Contrary to the usual belief that it is a cut-throat industry, the principle of trust is highly important in order to bring success in a particular business that involves the partnership of two or multiple parties. The value of trust is greatly realized in three principles namely: separating the people from the problem, focusing on interests not positions, and generating options for mutual gains. The first principle of separating the people from the problem is in need of the idea of trust in order for it to become possible.
In the process of negotiation two important parts exist, the substance of the negotiation and the relationship of the people involved. When a problem arises it is very important that the parties involved should not confuse their relationship dilemma with the substance of the negotiation. The best thing to do is to talked about the problem by expressing what they feel and asking the others intention in doing such action. In doing so, it involves a lot of trust because the parties have to share sensitive and strategic information.
Information that if divulge to someone you don’t have faith with could be used for their personal gain and eventually disadvantageous for the state of the company. However, an open communication of parties could bring immediate solution to their relationship issues that will aid them to focus on the real substance of the negotiation (Stahl, 2000). The second principle is the idea of focusing on the interests and not on positions. The interest is the intention in entering a negotiation while position is the choice one makes among alternatives.
Often times, in the process of negotiation a party tend to focus more on the position or their desired outcome that they forgot to maximize their options in order to fully address their interests. Having a pre-established position limits their options because they are too occupied in getting this desired outcome that they failed to realize that there are several options within their interests (Stahl, 2000). One way of fully realizing the benefits that could be gained from negotiations is by building a standard negotiation process. This means could only take place if each party underlying interests would be shared and analyzed by each other.
It is only through the existence of trust among them could this be possible. Knowing these interests could help them brainstorm for new ideas in the deal that they are entering as well as formed an objective where they could study the fairness of their contract (Kliman, 2000). The knowledge of each others interests could give waste less results because they could focus on several options that these interests has and could be able to choose the best option that would give mutual gains (Stahl, 2000). The last principle is the concept of generating options for mutual gain.
High level of trust is vital in order for a collaborative venture or partnership to flourish. Mutual gains are achieved through partnership and it is believed that collaborations is strengthen by trust and not by contracts. Parties who have trust in each other could focus on options that are beneficial for both of them. The true essence of partnership would be achieved if parties are open with each other’s interests and thus would help them to decide on a mutually beneficial strategy.
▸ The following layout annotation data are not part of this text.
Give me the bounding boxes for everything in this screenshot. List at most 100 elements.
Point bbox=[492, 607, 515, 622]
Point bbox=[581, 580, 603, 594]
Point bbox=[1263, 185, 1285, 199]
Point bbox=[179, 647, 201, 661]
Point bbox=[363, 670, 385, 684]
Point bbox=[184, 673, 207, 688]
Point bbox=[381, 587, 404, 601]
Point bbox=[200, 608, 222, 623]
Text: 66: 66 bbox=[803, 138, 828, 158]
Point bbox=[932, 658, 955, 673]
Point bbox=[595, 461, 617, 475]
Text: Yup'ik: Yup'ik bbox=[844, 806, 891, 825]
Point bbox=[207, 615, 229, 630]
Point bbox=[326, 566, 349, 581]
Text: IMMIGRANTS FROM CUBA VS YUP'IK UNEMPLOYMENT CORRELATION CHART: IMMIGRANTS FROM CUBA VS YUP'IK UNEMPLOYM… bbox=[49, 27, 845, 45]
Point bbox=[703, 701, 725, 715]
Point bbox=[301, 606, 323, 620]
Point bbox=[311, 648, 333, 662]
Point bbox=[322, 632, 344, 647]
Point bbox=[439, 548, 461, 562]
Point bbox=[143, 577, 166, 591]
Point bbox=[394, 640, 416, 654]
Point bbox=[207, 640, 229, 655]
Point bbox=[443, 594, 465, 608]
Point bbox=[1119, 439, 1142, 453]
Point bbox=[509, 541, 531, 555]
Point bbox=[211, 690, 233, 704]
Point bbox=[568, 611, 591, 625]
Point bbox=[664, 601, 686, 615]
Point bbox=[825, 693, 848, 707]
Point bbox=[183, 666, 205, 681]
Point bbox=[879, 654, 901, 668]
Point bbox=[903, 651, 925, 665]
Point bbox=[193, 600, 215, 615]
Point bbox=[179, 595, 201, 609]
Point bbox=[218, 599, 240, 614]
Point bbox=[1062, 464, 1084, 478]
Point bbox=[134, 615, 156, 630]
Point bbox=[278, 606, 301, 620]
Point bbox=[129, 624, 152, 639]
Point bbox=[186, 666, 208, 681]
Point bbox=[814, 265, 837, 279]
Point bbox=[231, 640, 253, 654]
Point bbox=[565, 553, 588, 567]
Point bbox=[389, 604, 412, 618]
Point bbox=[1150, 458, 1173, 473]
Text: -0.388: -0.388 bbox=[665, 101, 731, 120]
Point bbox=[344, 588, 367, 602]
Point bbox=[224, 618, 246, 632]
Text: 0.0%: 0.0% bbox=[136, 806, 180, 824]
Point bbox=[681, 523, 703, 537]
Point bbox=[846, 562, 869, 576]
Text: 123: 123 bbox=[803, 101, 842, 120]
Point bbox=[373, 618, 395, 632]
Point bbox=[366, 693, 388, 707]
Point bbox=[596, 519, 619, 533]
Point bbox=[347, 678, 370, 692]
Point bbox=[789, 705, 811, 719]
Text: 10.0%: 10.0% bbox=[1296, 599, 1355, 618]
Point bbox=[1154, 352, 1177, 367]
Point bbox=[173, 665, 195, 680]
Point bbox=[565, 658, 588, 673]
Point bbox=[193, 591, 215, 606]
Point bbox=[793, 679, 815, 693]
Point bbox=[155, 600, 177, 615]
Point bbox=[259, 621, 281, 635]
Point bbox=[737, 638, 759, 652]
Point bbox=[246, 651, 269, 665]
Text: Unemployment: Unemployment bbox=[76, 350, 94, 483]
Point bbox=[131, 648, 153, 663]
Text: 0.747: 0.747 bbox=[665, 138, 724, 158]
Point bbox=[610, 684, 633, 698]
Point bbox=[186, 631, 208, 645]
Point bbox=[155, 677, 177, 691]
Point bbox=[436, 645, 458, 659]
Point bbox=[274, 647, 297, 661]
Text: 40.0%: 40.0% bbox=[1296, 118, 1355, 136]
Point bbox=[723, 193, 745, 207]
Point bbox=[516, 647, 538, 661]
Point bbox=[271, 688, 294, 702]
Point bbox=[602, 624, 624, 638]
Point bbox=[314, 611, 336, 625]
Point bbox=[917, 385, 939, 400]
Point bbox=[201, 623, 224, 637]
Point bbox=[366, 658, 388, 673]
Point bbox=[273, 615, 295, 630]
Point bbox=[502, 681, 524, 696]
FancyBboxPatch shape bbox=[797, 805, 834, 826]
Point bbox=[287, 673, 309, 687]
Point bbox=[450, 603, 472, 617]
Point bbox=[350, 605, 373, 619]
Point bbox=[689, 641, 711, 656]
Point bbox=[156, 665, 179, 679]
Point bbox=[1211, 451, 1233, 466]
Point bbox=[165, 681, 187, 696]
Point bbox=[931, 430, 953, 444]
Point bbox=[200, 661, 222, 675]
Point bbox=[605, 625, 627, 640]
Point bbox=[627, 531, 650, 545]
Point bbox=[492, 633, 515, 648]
This is supported by Fukuyuma when he explained that having a high level of trust would enabled the society to strive for the common good (Herzog, 2001).
Principled negotiation showcases a new approach give emphasis on “why” a party entered a negotiation or its real intention as compared to “what” the party wants to happen or its position. This contemporary way of dealing with negotiations is highly dependent on the value of trust and in doing so; it gives numerous benefits in different aspects of the business industry. First, it helps in building a lasting relationship among negotiating parties. Trust enabled them to share sensitive information with each other that is useful in preventing and addressing issues regarding their relationship (Stahl, 2000).
Second, it is through trust that they could maximize their options that could bring advantageous results . It is by knowing each other’s interests that they could make sound decisions for their businesses (Kliman, 2000). Third, strong partnership is also based on trust. Attaining a goal that cannot be manage individually would be possible by having a trusted partner that could aid in achieving mutual gains. Lastly, costly relationship problems within a deal could be prevented. Instead of undergoing stressful, time consuming, and expensive court battles such kind of incident could be prevented by having trust within each other.
Trust could facilitate a new approach in settling dispute that is characterized by open communication among parties instead of adversarial tendencies (Pinnell, 1999). The value of trust has a special place in the process of principled negotiations. Practicing trust in the process of negotiation aid the business industry in devising ways that could helped in preventing and addressing problems. Moreover, its advantageous effects does not stop there because it also bring benefits in the relationship, quality of operation, and efficacy of a business venture.